I've mentioned about the studies on looking at the different algorithms for how you might
approach something and then I think an interesting thing to go back to Elaine's question about
how to infer causality, we might want to consider what the future will look like if you've got
lots and lots and lots of sequenced data that you just happen to have on people, okay? And
you have lots of phenotypic information, how we best exploit that. And at the minute, I
think this is an idea that I picked up from my husband when I was talking to him about
coming here this week, because he's been doing some work on basically detecting, using GWAS
data, increased regions of IBD sharing. So if you have lots of GWAS data in your population,
you've already got some MODY cases that have been sequenced. You could look at the IBD
sharing and actually say hang on, some of these patients who appear to be type 1 are
actually have access sharing with some, I know, MODY cases. Is this a route to detach?
And so you could do a whole sweep of your population to evaluate people. Anyway, it's
just a thought, but I think it's worth thinking through.
Summary and conclusions. We need to harness the power of EHRs, link to bioresources to
complete the translation loop. We can do the clinical validity and utility studies, but
that needs money, and we can also think about the more actionability questions, including
actually doing randomized comparisons of approaches to actionability, but it needs demonstration
projects and systematic effort and I would say with some careful consideration about
the feedback of WGAS [sic] data at the minute in these situations. And finally, any effective
reporting back need to be formally evaluated so as to feed back into clinical utility.

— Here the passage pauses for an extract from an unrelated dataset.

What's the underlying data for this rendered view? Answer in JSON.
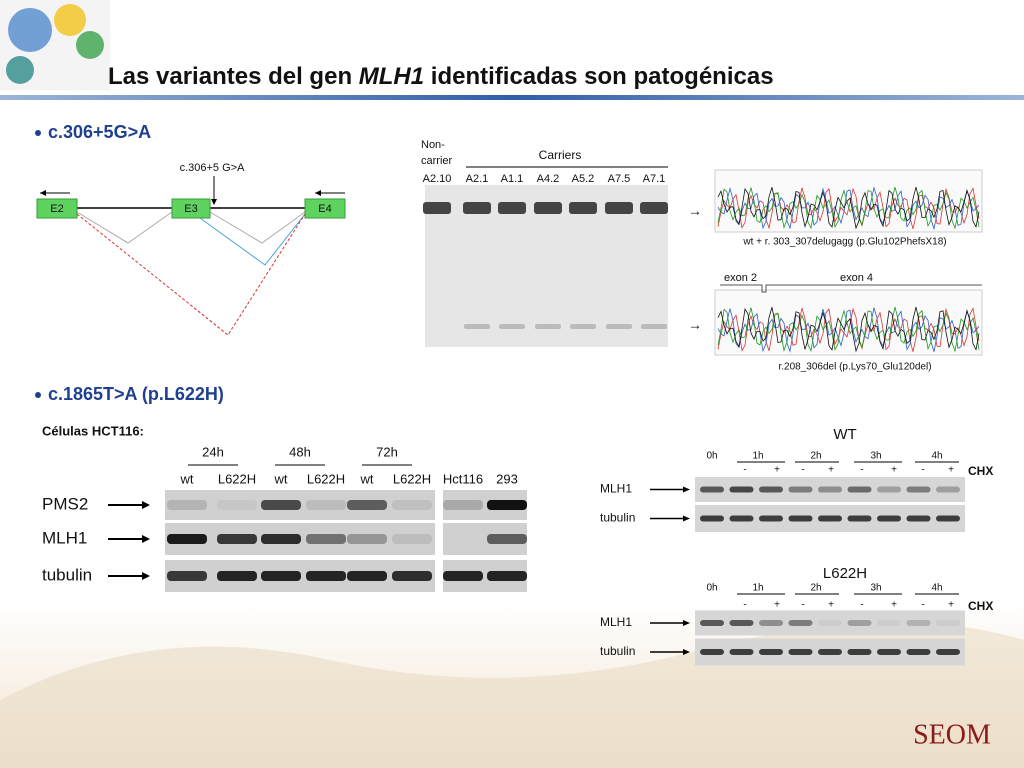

I'll stop there. Sorry about the slide dancing.
[applause]
Male Speaker: The -- I'm interested in the consent that
you operate on. Is all the data anonymized or is there -- do you have access to identifiable
data and what consent were these collected under?
Helen Calhoun: Okay, so we have two different systems that
operate, okay? We have one system if you just want to do what I call dry data analysis where
you're linking records together and they're completely anonymized, deidentified, et cetera.
For that what we do is we have a system whereby we have a privacy guardian, as well as ethics
committees, so we have to get a privacy guardian approval from everybody, but also increasingly
now what we've set out is a blueprint for a maximal secure way of utilizing those data.
So even when they're deidentified, our new system is going to require passports for validated
researchers. It's going to require the data to reside within data safe havens and so forth,
so that's that level.
Then in terms of bioresources, they are all by definition individually consented. So the
patient comes in and we consent them for collection into the bioresource, but we also consent
them for retrospective and prospective linkage to their clinical record, okay? And then a
third form of consenting that we do with patients is ad hoc, as patients come into the clinic,
we consent them also into our research register, which allows us to provide them directly with
information about studies we're trying to recruit from without necessarily having to
go through their primary care physician again.